A participação de produtores rurais no mercado de carbono regulado, criado pela lei 15.042 de 2024, pode até ser uma oportunidade, mas deverá enfrentar desafios fundiários, de metodologia, de compliance socioambiental e de estruturação financeira, alerta o advogado Ludovino Lopes, coordenador da câmara temática de assuntos jurídicos e regulatórios do Fórum Brasileiro de Mudança do Clima (FBMC) e consultor de órgãos internacionais.
Quando a lei do mercado de carbono foi aprovada no ano passado, criou-se uma expectativa grande no agronegócio, tanto pelo fato de não ter obrigado a “produção primária” a reduzir emissões, como pela possibilidade de transformar os créditos do mercado voluntário de carbono em ativos o mercado regulado. A expectativa é maior com as áreas com vegetação preservada nas propriedades ou com projetos de restauração ecológica.
Lopes colaborou com a formulação de legislações climáticas de seis Estados e já apoiou órgãos como Banco Mundial, Banco Interamericano de Desenvolvimento (BID) e Organização das Nações Unidas (ONU).
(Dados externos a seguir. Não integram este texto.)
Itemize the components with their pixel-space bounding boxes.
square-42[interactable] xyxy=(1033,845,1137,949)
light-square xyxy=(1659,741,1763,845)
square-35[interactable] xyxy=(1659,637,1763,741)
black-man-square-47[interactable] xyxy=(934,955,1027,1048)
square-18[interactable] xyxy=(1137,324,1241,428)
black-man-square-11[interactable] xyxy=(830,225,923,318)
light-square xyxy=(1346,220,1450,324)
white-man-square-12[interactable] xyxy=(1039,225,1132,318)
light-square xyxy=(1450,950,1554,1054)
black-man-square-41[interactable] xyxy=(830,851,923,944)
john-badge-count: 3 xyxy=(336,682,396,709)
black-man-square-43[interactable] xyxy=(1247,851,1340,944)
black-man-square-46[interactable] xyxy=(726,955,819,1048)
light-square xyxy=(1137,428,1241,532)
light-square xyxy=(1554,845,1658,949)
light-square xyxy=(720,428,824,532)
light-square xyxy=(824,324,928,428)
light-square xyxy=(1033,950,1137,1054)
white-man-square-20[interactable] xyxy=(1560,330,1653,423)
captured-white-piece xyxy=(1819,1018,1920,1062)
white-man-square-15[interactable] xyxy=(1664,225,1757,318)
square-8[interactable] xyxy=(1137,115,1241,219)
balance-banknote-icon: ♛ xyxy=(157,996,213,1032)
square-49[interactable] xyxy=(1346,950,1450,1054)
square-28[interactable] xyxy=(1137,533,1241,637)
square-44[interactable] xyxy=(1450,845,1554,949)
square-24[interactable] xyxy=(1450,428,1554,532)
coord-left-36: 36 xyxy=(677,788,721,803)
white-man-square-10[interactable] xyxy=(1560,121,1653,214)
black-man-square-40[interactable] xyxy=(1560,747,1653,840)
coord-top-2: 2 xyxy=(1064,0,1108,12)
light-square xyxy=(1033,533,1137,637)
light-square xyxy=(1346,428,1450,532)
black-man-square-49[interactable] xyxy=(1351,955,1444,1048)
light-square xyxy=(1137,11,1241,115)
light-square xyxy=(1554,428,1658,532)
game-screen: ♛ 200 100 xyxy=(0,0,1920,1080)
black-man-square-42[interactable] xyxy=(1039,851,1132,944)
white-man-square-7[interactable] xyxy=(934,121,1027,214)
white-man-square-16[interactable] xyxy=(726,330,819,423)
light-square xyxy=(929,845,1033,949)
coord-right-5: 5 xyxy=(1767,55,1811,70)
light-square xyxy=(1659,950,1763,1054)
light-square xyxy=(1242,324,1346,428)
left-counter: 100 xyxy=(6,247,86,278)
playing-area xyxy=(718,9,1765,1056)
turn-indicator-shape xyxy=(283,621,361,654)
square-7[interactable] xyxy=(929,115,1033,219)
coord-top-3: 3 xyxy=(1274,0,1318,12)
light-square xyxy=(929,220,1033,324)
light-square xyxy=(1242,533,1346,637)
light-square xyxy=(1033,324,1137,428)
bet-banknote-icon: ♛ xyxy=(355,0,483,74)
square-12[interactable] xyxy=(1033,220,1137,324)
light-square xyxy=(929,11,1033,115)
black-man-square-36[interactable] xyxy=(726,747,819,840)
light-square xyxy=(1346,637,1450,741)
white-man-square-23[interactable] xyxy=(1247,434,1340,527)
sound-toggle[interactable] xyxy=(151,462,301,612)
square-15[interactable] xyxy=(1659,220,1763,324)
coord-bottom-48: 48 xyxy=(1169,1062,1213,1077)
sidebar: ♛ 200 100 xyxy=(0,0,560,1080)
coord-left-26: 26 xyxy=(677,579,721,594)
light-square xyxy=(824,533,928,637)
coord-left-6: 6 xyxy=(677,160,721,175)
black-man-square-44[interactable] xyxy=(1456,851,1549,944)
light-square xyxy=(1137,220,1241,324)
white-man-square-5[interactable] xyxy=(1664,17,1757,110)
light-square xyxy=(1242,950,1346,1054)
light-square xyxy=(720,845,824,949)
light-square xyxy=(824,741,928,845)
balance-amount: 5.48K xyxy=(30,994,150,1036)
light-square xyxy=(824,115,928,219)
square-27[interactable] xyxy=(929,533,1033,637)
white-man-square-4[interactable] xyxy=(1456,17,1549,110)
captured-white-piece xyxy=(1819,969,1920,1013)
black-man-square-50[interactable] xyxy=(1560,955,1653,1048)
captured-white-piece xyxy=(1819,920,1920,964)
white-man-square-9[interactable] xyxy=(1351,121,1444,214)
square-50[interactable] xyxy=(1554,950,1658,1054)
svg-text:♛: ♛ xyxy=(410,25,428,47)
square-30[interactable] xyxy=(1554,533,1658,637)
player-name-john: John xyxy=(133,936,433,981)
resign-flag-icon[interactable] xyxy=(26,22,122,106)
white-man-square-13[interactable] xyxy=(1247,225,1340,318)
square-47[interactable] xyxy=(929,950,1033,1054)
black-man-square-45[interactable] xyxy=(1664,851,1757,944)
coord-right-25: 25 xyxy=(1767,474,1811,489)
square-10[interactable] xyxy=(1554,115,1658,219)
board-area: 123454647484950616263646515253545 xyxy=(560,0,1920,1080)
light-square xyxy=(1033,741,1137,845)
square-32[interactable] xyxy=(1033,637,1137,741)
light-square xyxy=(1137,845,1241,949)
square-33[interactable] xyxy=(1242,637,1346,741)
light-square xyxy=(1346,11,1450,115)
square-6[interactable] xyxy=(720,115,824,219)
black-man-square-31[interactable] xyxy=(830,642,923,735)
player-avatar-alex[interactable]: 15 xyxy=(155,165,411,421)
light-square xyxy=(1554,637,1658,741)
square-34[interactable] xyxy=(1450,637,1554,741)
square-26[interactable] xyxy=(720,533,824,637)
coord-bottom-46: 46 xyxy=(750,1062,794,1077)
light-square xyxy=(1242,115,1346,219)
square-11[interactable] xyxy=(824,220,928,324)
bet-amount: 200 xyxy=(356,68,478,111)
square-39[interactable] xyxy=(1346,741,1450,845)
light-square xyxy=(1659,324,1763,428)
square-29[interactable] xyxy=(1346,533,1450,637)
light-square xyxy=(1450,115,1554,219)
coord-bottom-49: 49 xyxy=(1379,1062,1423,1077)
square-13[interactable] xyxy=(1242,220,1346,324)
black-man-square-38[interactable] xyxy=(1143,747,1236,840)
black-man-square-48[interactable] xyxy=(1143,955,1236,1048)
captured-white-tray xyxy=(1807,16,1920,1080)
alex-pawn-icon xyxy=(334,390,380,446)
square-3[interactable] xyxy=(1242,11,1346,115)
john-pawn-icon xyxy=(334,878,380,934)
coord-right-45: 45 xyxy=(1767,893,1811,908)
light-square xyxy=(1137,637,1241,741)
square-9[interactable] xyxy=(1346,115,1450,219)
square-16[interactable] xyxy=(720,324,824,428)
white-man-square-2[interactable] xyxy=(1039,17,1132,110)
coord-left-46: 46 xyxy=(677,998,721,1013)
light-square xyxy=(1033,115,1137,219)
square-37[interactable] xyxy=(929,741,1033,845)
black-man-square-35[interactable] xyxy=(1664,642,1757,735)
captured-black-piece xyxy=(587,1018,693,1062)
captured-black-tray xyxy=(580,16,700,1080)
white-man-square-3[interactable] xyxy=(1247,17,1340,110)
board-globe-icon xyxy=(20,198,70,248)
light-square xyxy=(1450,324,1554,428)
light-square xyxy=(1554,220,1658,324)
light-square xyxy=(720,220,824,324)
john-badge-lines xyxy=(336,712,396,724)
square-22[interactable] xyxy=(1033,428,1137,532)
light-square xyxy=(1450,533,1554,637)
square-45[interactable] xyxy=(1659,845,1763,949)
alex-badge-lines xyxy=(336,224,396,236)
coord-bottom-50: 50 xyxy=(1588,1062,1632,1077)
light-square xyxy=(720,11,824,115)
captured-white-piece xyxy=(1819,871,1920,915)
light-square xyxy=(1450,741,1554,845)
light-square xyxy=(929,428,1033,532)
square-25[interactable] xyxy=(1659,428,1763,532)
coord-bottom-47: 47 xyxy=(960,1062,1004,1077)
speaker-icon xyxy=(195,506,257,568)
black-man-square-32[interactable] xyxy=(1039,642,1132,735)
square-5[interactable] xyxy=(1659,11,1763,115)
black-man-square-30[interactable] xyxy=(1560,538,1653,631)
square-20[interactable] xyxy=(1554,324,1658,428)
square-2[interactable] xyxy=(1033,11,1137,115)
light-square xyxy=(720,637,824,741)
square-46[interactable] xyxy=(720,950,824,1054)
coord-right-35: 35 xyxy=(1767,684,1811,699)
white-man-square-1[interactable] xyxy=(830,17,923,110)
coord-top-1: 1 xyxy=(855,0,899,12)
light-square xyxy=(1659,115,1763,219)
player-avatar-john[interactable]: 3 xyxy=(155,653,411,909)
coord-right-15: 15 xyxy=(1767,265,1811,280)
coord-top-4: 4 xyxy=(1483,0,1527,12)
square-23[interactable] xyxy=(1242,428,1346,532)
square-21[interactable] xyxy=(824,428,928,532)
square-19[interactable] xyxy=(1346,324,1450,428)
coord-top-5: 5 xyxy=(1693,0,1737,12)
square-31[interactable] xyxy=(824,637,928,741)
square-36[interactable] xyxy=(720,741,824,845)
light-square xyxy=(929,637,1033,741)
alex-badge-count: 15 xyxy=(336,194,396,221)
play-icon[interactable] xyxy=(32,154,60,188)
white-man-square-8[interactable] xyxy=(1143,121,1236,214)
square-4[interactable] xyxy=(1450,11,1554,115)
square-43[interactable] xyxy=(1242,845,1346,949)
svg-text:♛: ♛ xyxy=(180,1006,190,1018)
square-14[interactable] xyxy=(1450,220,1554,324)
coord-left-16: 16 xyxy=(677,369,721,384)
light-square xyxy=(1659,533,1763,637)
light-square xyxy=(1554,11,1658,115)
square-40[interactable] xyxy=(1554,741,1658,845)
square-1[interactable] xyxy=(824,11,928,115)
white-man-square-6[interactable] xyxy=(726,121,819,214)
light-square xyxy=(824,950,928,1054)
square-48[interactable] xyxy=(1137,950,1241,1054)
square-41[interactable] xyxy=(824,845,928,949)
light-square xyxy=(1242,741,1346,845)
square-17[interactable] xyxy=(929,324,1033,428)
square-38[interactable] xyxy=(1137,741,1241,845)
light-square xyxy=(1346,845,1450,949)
O especialista acompanhou a elaboração da lei brasileira e avalia:
“o mercado não está percebendo os desafios”
O primeiro é transformar os créditos de carbono do mercado voluntário em ativos financeiros, como foram classificados na nova lei os créditos do mercado regulado. Segundo ele, isso implica um conjunto de regras de compliance “restritas”, já que a geração de um ativo financeiro envolve custódia e fidúcia, por exemplo. “É preciso construir uma base sólida de compliance para que esse ativo possa sonhar em se transformar em um ativo regulado”, afirma.
Isso deve ser um impeditivo para transformar os créditos que já existem no mercado voluntário em créditos aceitos no futuro mercado regulado, acredita. Todos que quiserem inserir seus créditos no mercado regulado deverão buscar o registro no Sistema Brasileiro de Comércio de Emissões de Gases de Efeito Estufa (SBCE). A regulamentação do sistema está em curso, em fase de estruturação da governança.
Outro desafio particular para o agronegócio é o fundiário. O proprietário de terra que não quiser fazer parte de projetos de caráter jurisdicional (conduzidos pelos governos locais referentes a toda a porção de vegetação preservada em seu território) e quiser realizar um projeto à parte para emitir seus próprios créditos de carbono terá de comprovar a legitimidade de sua propriedade ou usufruto. E é aí que mora a dificuldade.
“Nossa estrutura regulatória nacional fundiária tem diversos atores. Tem terras da União, dos Estados, dos municípios, terras de quilombolas, assentamentos, extrativistas, terras devolutas, terras não destinadas e privadas. E não tem uma base comum para [informar] essas terras”, observa. Além disso, as competências de regulação e fiscalização também são múltiplas, o que dificulta a análise do status de cada terra. “Por isso, é comum que ocorram sobreposições”, afirma.
Lopes não acredita que esse desafio será resolvido tão cedo, “mesmo que todos se empenhassem”. Ele defende que, ainda que existam leis e planos de regularização fundiária, é preciso um “programa nacional com uma lei específica” que aglutine todos os desafios de regularização.
Atualmente, no mercado voluntário de carbono, as empresas certificadoras dos créditos verificam apenas a aderência do cálculo de emissões às metodologias cadastradas, mas não analisam todo o compliance socioambiental dos projetos — ou seja, não verificam a regularização fundiária, a relação do proprietário com crimes ambientais e trabalhistas, entre outros. Em geral, os desenvolvedores de projetos só demandam o Cadastro Ambiental Rural (CAR), que é autodeclaratório e cuja validação caminha muito lentamente.
Outro desafio será assegurar uma metodologia confiável para quantificar as emissões nas fazendas. “Hoje o proprietário agrícola não tem noção das metodologias, e a maioria não é adequada para a agricultura tropical”, critica.
Lopes acredita que será difícil transformar muitos créditos do mercado voluntário em créditos válidos para o mercado regulado brasileiro — que dirá para o mercado internacional. “Os projetos que passarem pelo crivo dessa estrutura vão ter um valor agregado muito grande e vai valer a pena fazer isso. Mas vão ter de fazer as coisas da forma certa, e isso tem um custo”, afirma.
Para participarem do mercado internacional, os projetos deverão passar por um filtro ainda maior, já que a lei deverá limitar o uso de ações de mitigação no Brasil em compensações no exterior, diz.